Различие второго плана касается только нелитературных текстов, которые по географическому признаку распадаются на четкие группы. К тому же по чистой случайности их распределение во времени совпадает с традиционным разделением на три стадии. Так, староассирийским мы называем диалект документов, происходящих почти исключительно из Анатолии (Кюль-тепе), - в действительности он является северной разновидностью тигрско-аккадской ветви. Средневавилонским мы называем язык, на котором в середине II тысячелетия до н. э. на юге, в Ниппуре, Уре и Дур-Куригальзу, составлялись административные документы и письма. Язык аналогичных текстов, происходящих из Ашшура примерно того же периода и несколько более поздних, - средне-ассирийский, хотя между ним и староассирийским лежит период большей протяженности, чем между Средневавилонским и старовавилонским. Язык многих административных писем, текстов и юридических документов, которые происходят из Урука, Ниппура и Сиппара и в меньшей степени из Вавилона, Борсиппы и Ура, называют нововавилонским. Это диалект, которым пользовались в собственно Вавилонии начиная с VII в.; самые ранние свидетельства обнаружены, как ни странно, в царских архивах Ниневии, в Ассирии [24]. Другие тексты из тех же самых архивов дают большую часть материалов на диалекте, который мы называем новоассирийским, хотя в Калахе и в других местах также попадаются тексты на этом диалекте [25].
Каждой из упомянутых групп текстов присущи определенный фон, характерное содержание, стиль и палеографические особенности; ее своеобразие не исчерпывается чисто языковыми признаками. Каждая группа нуждается в специальном изучении, и эти различия следует все время иметь в виду. Крайне редко перечисленные выше диалекты используются в литературных целях. Иногда пишущий сознательно пытается создать нечто новое, выходя за рамки традиционного корпуса литературных текстов, или использует тот или иной диалект из политических соображений. Неизбежны, конечно, следы эпизодического влияния диалектов на правописание, грамматику и лексику традиционных текстов. Мы намерены показать, как на стиле и содержании царских надписей отразилась живая традиция каждого диалекта, его непосредственное окружение. Чтобы проследить историю аккадского языка, предстоит еще много работы по анализу отдельных групп текстов. В конце концов, этот способ может оказаться более плодотворным, чем попытки снять проблему совсем, ориентируясь на однолинейное развитие или применяя схоластические схемы.

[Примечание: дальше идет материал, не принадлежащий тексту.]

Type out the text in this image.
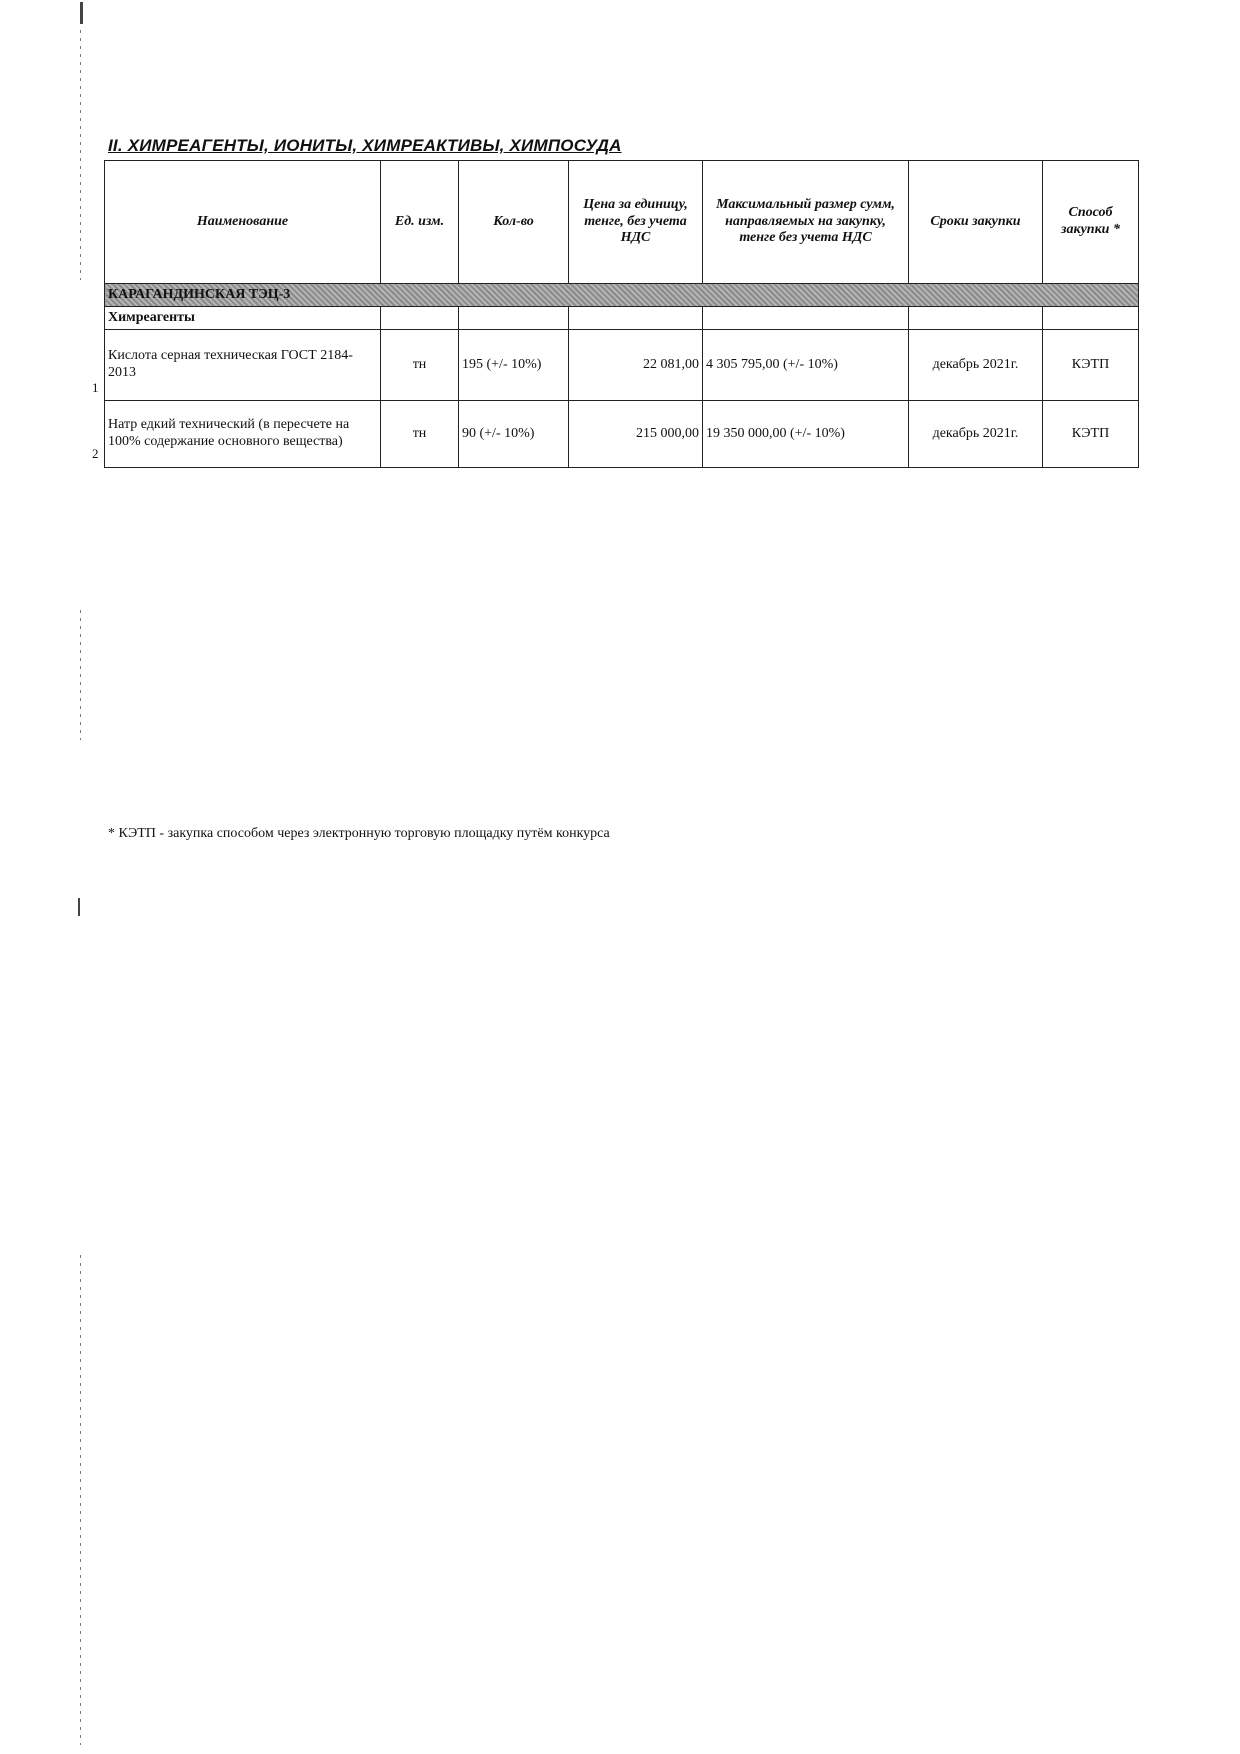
II. ХИМРЕАГЕНТЫ, ИОНИТЫ, ХИМРЕАКТИВЫ, ХИМПОСУДА
Наименование	Ед. изм.	Кол-во	Цена за единицу, тенге, без учета НДС	Максимальный размер сумм, направляемых на закупку, тенге без учета НДС	Сроки закупки	Способ закупки *
КАРАГАНДИНСКАЯ ТЭЦ-3						
Химреагенты						
Кислота серная техническая ГОСТ 2184-2013	тн	195 (+/- 10%)	22 081,00	4 305 795,00 (+/- 10%)	декабрь 2021г.	КЭТП
Натр едкий технический (в пересчете на 100% содержание основного вещества)	тн	90 (+/- 10%)	215 000,00	19 350 000,00 (+/- 10%)	декабрь 2021г.	КЭТП
1
2
* КЭТП - закупка способом через электронную торговую площадку путём конкурса
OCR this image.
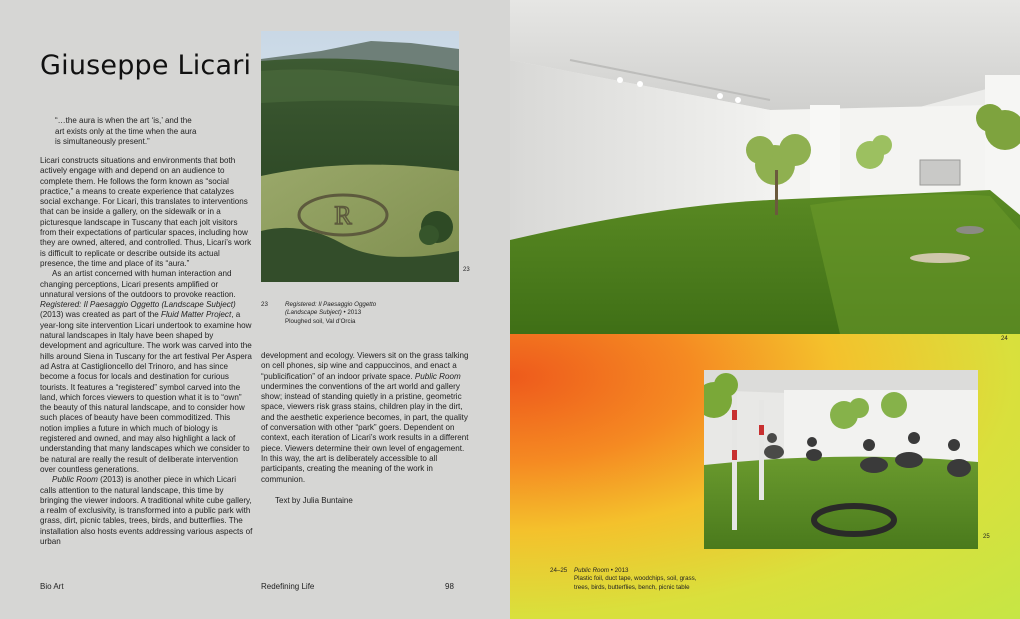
Giuseppe Licari
“…the aura is when the art ‘is,’ and the
art exists only at the time when the aura
is simultaneously present.”

Licari constructs situations and environments that both actively engage with and depend on an audience to complete them. He follows the form known as “social practice,” a means to create experience that catalyzes social exchange. For Licari, this translates to interventions that can be inside a gallery, on the sidewalk or in a picturesque landscape in Tuscany that each jolt visitors from their expectations of particular spaces, including how they are owned, altered, and controlled. Thus, Licari’s work is difficult to replicate or describe outside its actual presence, the time and place of its “aura.”

As an artist concerned with human interaction and changing perceptions, Licari presents amplified or unnatural versions of the outdoors to provoke reaction. Registered: Il Paesaggio Oggetto (Landscape Subject) (2013) was created as part of the Fluid Matter Project, a year-long site intervention Licari undertook to examine how natural landscapes in Italy have been shaped by development and agriculture. The work was carved into the hills around Siena in Tuscany for the art festival Per Aspera ad Astra at Castiglioncello del Trinoro, and has since become a focus for locals and destination for curious tourists. It features a “registered” symbol carved into the land, which forces viewers to question what it is to “own” the beauty of this natural landscape, and to consider how such places of beauty have been commoditized. This notion implies a future in which much of biology is registered and owned, and may also highlight a lack of understanding that many landscapes which we consider to be natural are really the result of deliberate intervention over countless generations.

Public Room (2013) is another piece in which Licari calls attention to the natural landscape, this time by bringing the viewer indoors. A traditional white cube gallery, a realm of exclusivity, is transformed into a public park with grass, dirt, picnic tables, trees, birds, and butterflies. The installation also hosts events addressing various aspects of urban

R
23
23	Registered: Il Paesaggio Oggetto
(Landscape Subject) • 2013
Ploughed soil, Val d’Orcia

development and ecology. Viewers sit on the grass talking on cell phones, sip wine and cappuccinos, and enact a “publicification” of an indoor private space. Public Room undermines the conventions of the art world and gallery show; instead of standing quietly in a pristine, geometric space, viewers risk grass stains, children play in the dirt, and the aesthetic experience becomes, in part, the quality of conversation with other “park” goers. Dependent on context, each iteration of Licari’s work results in a different piece. Viewers determine their own level of engagement. In this way, the art is deliberately accessible to all participants, creating the meaning of the work in communion.

Text by Julia Buntaine
Bio Art	Redefining Life	98
24
25
24–25 Public Room • 2013
Plastic foil, duct tape, woodchips, soil, grass,
trees, birds, butterflies, bench, picnic table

Мы надеемся, что это отступление будет способствовать пониманию решающего периода в истории Вавилонии - пятисот лет от самых ранних текстов на аккадском до конца династии Хаммурапи. События того времени оказали влияние на всю политическую и интеллектуальную историю региона.
Случаи подобного возникновения и становления литературной традиции на диалекте, отличном от того, которым, по-видимому, пользовалась правящая политическая группа, дважды зафиксированы несколькими столетиями позже и при более известных обстоятельствах. В обоих случаях новые языки, враждебные для данного региона, не оставили почти никаких следов. Пришельцы, говорившие на одном или нескольких западносемитских диалектах (в первой половине II тысячелетия до н. э.), и те, кто пользовался одним или несколькими арамейскими диалектами (почти на тысячелетие позднее), восприняли язык страны, которую они завоевали или в которой захватили политическую власть. То же самое относится к касситам в середине II тысячелетия до н. э. В отношении касситов и арамеев мы знаем, что разрыв между культурами завоевателей и более развитых оседлых народов, на территорию которых они вторглись, был весьма существенным. Поэтому неудивительно, что завоеватели, даже обладая политической властью, отказывались от своего языка и воспринимали язык покоренного, но более культурного народа. Что же касается первого случая, то дело обстоит сложнее, поскольку мы слишком мало знаем о западносемитских, ''аморейских'' завоевателях, их военном потенциале, относительном уровне культуры и той специфической социальной обстановке, в которой они оказались [26].